---
name: tutorial-video
description: Create Fireship-quality developer tutorial videos from annotated markdown and terminal recordings. Animated code transitions (Code Hike + Shiki Magic Move), terminal replay (Asciinema), auto-zoom effects, AI voiceover (Qwen3-TTS or ElevenLabs), progress bar with chapters, webcam/avatar PiP, step annotations, and social format export. Full pipeline from markdown to rendered MP4 via Remotion.
version: 0.1.0
category: build
platforms:
  - CLAUDE_CODE
permissions:
  - filesystem
  - shell
  - network
  - api
---

# Tutorial Video

Create polished developer tutorial videos from markdown and terminal recordings. Write your tutorial as annotated markdown, record your terminal with Asciinema, and get a Fireship-quality MP4.

## Prerequisites

Requires the `video-toolkit` skill to be installed (for voiceover, image generation, talking head, cloud GPU endpoints). Also requires the `remotion` skill for composition patterns.

## Setup

### Step 1: Check State

```bash
TOOLKIT=~/.openclaw/workspace/claude-code-video-toolkit
cd $TOOLKIT
python3 tools/verify_setup.py
```

### Step 2: Install Dependencies

```bash
cd $TOOLKIT
pip3 install --break-system-packages -r tools/requirements-tutorial.txt
npm install -g asciinema  # Or: brew install asciinema
```

### Step 3: Verify Cloud GPU Endpoints

Confirm `.env` in `$TOOLKIT` has Modal endpoint URLs configured (see video-toolkit skill for full setup). At minimum you need `MODAL_QWEN3_TTS_ENDPOINT_URL`. If using AI avatar, also `MODAL_FLUX2_ENDPOINT_URL` and `MODAL_SADTALKER_ENDPOINT_URL`.

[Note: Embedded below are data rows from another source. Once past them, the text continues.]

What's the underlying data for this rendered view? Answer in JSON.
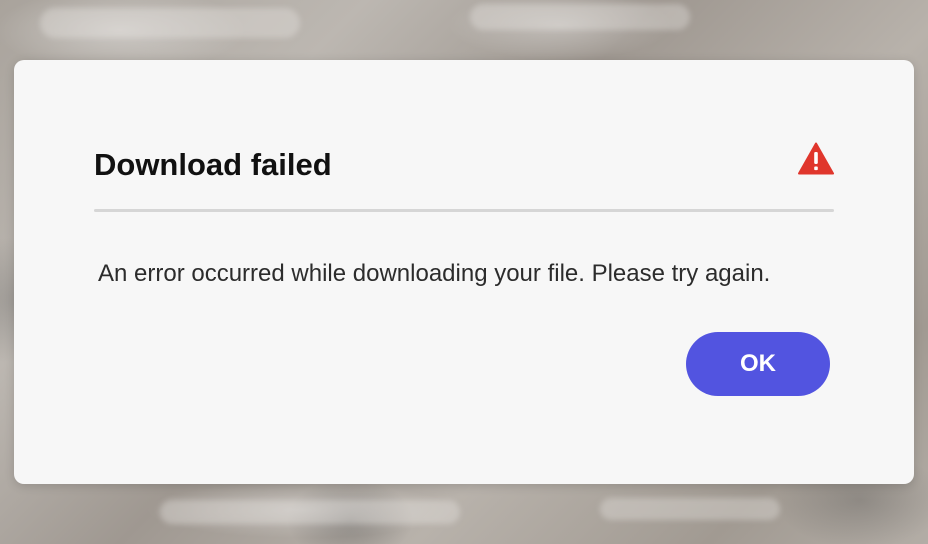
{
  "dialog": {
    "title": "Download failed",
    "message": "An error occurred while downloading your file. Please try again.",
    "ok_label": "OK",
    "alert_icon": "alert-triangle-icon"
  },
  "colors": {
    "accent": "#5254e0",
    "alert": "#e0362c",
    "dialog_background": "#f7f7f7",
    "title_text": "#111111",
    "body_text": "#2c2c2c",
    "divider": "#d6d6d6"
  }
}
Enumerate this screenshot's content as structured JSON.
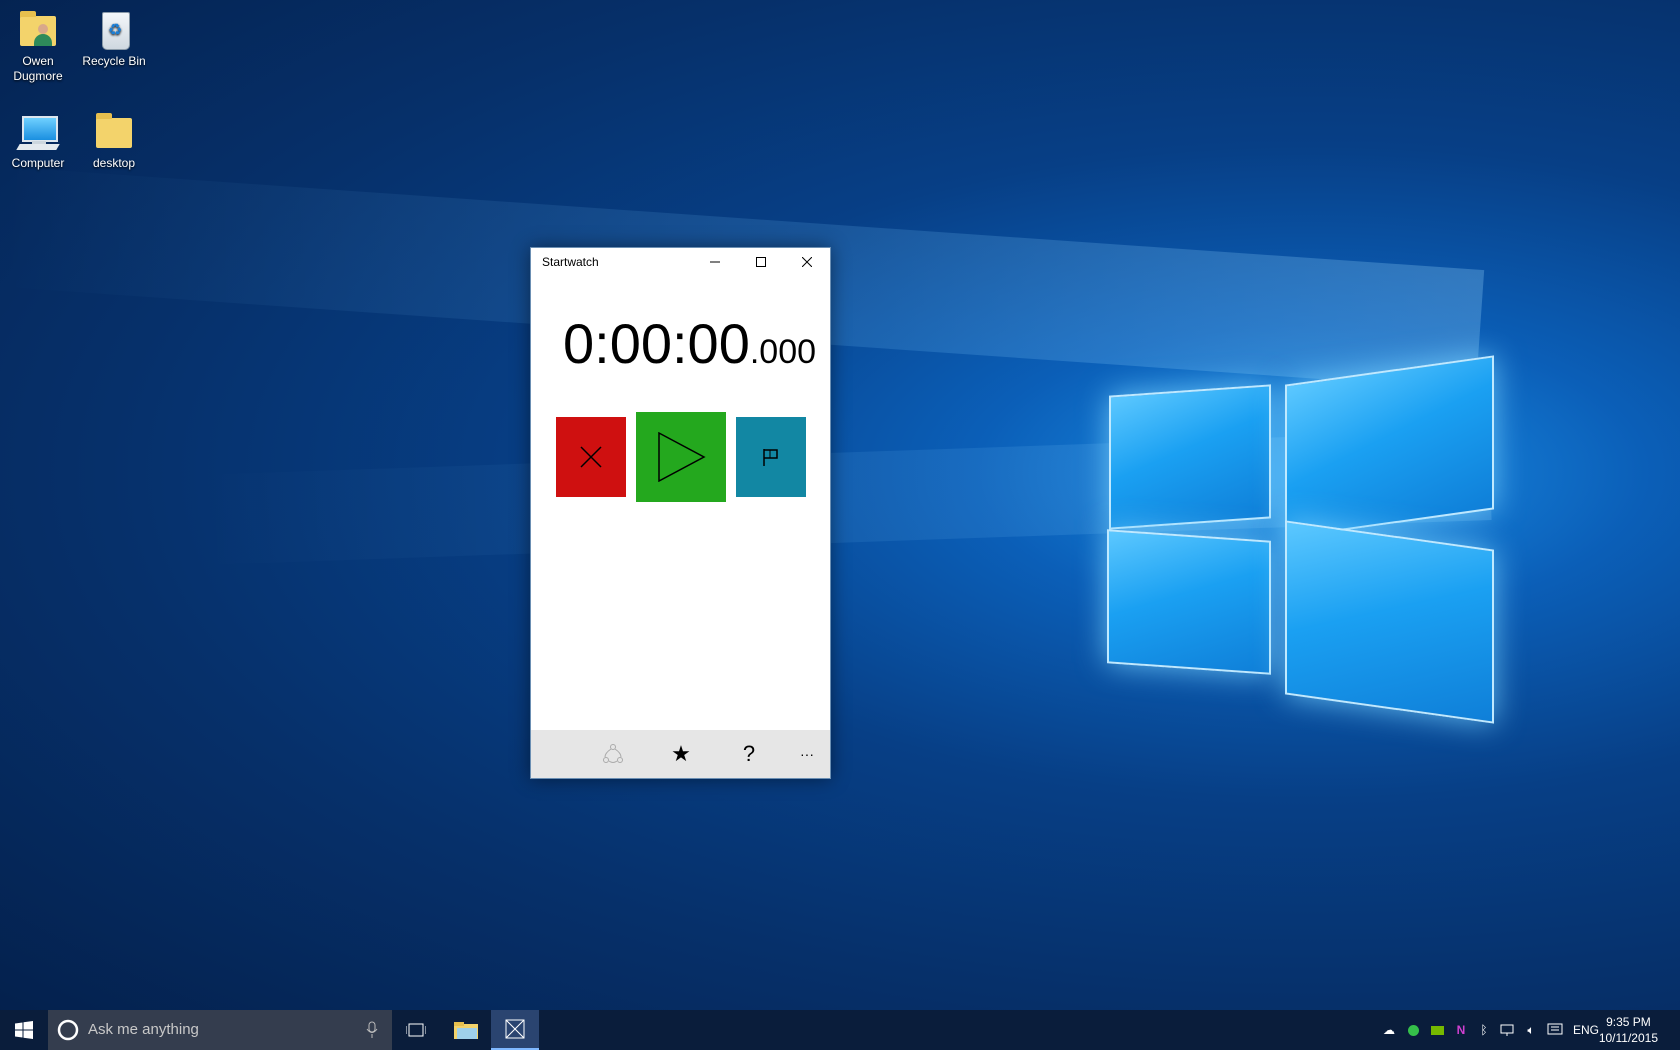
{
  "desktop": {
    "icons": [
      {
        "label": "Owen Dugmore",
        "line1": "Owen",
        "line2": "Dugmore",
        "icon": "user-folder-icon"
      },
      {
        "label": "Recycle Bin",
        "icon": "recycle-bin-icon"
      },
      {
        "label": "Computer",
        "icon": "computer-icon"
      },
      {
        "label": "desktop",
        "icon": "folder-icon"
      }
    ]
  },
  "window": {
    "title": "Startwatch",
    "controls": {
      "minimize": "minimize-icon",
      "maximize": "maximize-icon",
      "close": "close-icon"
    },
    "timer": {
      "main": "0:00:00",
      "ms": ".000"
    },
    "buttons": [
      {
        "name": "reset",
        "icon": "x-icon",
        "color": "#cf1010"
      },
      {
        "name": "start",
        "icon": "play-icon",
        "color": "#24a81e"
      },
      {
        "name": "lap",
        "icon": "flag-icon",
        "color": "#1287a3"
      }
    ],
    "appbar": [
      {
        "name": "share",
        "icon": "share-icon",
        "enabled": false
      },
      {
        "name": "favorite",
        "icon": "star-icon",
        "glyph": "★"
      },
      {
        "name": "help",
        "icon": "help-icon",
        "glyph": "?"
      },
      {
        "name": "more",
        "icon": "more-icon",
        "glyph": "···"
      }
    ]
  },
  "taskbar": {
    "search_placeholder": "Ask me anything",
    "tray": {
      "language": "ENG",
      "time": "9:35 PM",
      "date": "10/11/2015"
    }
  }
}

### Step 4: Verify Code Hike + Shiki

```bash
cd $TOOLKIT/templates/tutorial
npm install
npx remotion studio  # Should open with sample tutorial
```

## Creating a Tutorial Video

### Step 1: Write Annotated Markdown

Create `tutorial.md` using Code Hike format:

```markdown
!!steps

## Setting Up the Project

Create a new Hono project with the Cloudflare Workers template.

\`\`\`ts ! src/index.ts
import { Hono } from 'hono'

const app = new Hono()

export default app
\`\`\`

## Adding Your First Route

Add a GET route that returns JSON.

\`\`\`ts ! src/index.ts
import { Hono } from 'hono'

const app = new Hono()

// !mark(1:3)
app.get('/', (c) => {
  return c.json({ message: 'Hello Hono!' })
})

export default app
\`\`\`
```

Each `## Heading` becomes a video step. Text below the heading becomes voiceover narration. Code blocks animate between states with Shiki Magic Move.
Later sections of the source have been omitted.